John was shaking his head. “Not this grave, Doc. No concrete, no cinder block, not even a coffin. Not even a headstone. Brian was kind of a nut about Tahiti. He really fell in love with it, with the history. He always said he wanted to be buried in the old native cemetery, and he wanted his body treated the old native way. And that's just the way Therese handled it."
"I doubt that,” Gideon murmured, mostly to himself.
"What do you mean, you doubt it? I'm telling you."
"Well, the old Tahitian way was-you don't want to know."
"Sure, I want to know. What do you mean?"
"Well, what they used to do here, and in the Marquesas and the Tuamotus too, was to puncture the skin to let out the fluids, take out the brain, use a hook to remove the viscera by way of the anus, then mummify-"

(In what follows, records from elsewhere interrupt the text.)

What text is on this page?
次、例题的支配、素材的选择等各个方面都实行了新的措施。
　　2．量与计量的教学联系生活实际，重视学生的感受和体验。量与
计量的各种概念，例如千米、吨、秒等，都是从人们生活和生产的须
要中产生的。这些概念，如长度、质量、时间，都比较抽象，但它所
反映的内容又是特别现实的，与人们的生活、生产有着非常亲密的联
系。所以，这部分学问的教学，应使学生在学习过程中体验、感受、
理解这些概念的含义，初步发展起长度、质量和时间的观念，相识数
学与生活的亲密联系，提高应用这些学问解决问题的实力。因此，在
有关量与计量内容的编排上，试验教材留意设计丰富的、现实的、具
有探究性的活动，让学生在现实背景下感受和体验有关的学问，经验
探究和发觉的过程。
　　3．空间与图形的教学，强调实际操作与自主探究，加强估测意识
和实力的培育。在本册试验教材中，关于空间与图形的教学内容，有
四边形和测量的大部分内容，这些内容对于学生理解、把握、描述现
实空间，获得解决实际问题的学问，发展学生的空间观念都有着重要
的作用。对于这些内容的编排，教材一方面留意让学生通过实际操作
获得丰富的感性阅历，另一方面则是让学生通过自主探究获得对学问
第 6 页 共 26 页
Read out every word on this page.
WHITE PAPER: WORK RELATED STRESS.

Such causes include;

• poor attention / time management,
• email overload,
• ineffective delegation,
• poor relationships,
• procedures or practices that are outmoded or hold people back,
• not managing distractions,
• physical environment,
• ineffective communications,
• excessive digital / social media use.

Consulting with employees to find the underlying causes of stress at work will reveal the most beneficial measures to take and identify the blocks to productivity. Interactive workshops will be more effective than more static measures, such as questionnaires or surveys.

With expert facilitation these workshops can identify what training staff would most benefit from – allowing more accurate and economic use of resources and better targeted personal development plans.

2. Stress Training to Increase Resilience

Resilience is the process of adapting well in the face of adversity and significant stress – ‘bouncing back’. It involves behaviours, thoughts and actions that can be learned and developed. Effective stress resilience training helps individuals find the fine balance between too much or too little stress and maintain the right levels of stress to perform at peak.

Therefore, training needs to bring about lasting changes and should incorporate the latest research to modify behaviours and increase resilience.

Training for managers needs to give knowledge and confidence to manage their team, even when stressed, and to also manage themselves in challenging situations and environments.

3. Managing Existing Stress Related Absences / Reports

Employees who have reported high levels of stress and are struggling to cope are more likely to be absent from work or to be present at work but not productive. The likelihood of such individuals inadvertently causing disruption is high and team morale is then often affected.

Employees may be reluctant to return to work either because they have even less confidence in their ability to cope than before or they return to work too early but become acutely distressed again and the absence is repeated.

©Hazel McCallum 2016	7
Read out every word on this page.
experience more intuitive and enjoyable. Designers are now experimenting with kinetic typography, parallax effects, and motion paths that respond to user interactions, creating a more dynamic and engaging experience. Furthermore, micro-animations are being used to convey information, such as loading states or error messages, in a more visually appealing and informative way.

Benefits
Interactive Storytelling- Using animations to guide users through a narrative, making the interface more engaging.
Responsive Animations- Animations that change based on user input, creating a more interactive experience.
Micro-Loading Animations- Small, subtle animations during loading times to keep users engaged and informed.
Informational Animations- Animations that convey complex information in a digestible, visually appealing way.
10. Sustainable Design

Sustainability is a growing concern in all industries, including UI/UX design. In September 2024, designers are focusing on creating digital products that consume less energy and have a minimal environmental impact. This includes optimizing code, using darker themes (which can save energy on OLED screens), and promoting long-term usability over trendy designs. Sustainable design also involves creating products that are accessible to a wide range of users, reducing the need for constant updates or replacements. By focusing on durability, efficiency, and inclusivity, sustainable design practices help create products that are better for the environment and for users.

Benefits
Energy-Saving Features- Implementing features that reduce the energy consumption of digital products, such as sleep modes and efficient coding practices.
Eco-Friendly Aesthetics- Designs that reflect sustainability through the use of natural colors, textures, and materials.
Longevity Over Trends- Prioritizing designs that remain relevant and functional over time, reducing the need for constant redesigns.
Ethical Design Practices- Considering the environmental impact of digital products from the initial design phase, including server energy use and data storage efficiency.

John looked horrified. “Pikes! No! That's disgusting! I only meant there's no coffin, no concrete. And he's buried in sand, not dirt, just a few feet down. Therese hired an old Tahitian priest to do the burial. Nick took me up there yesterday; I saw for myself. It'd be a snap, Doc. Twenty minutes’ work."
Gideon shifted uneasily. “John, I'd like to help, you know that, but it just doesn't-"
John leaned earnestly across the table. “Look, I'd do it by myself, you know that, but what would I do with the body when I got it up?” He looked at the tabletop. “I need you. Brian needs you. I know you, Doc, you're like me; you can't just let something like this pass. It's not right."
Gideon sighed deeply and drained his cooling coffee. Brian needs you. How was it that Doug Ubelaker, the anthropologist at the Smithsonian, put it? We are the final chance for the voice of the victim to be heard. The Hippocratic oath of the forensic anthropologist.
He sighed again, even deeper this time, and rose. “I saw a quincaillerie on the way over here. On rue La Garde."
John looked at him, puzzled. “A…?"
"Hardware store,” Gideon said. “We can pick up a couple of shovels and whatever else we need."
John let loose a sigh of his own, then grinned and flopped back in his chair. “Whoo, I tell you, you had me worried there for a while."
"Sure, I'll just bet I did,” Gideon said with a faint smile. “Come on, let's go. We better get it over with before I return to my right mind."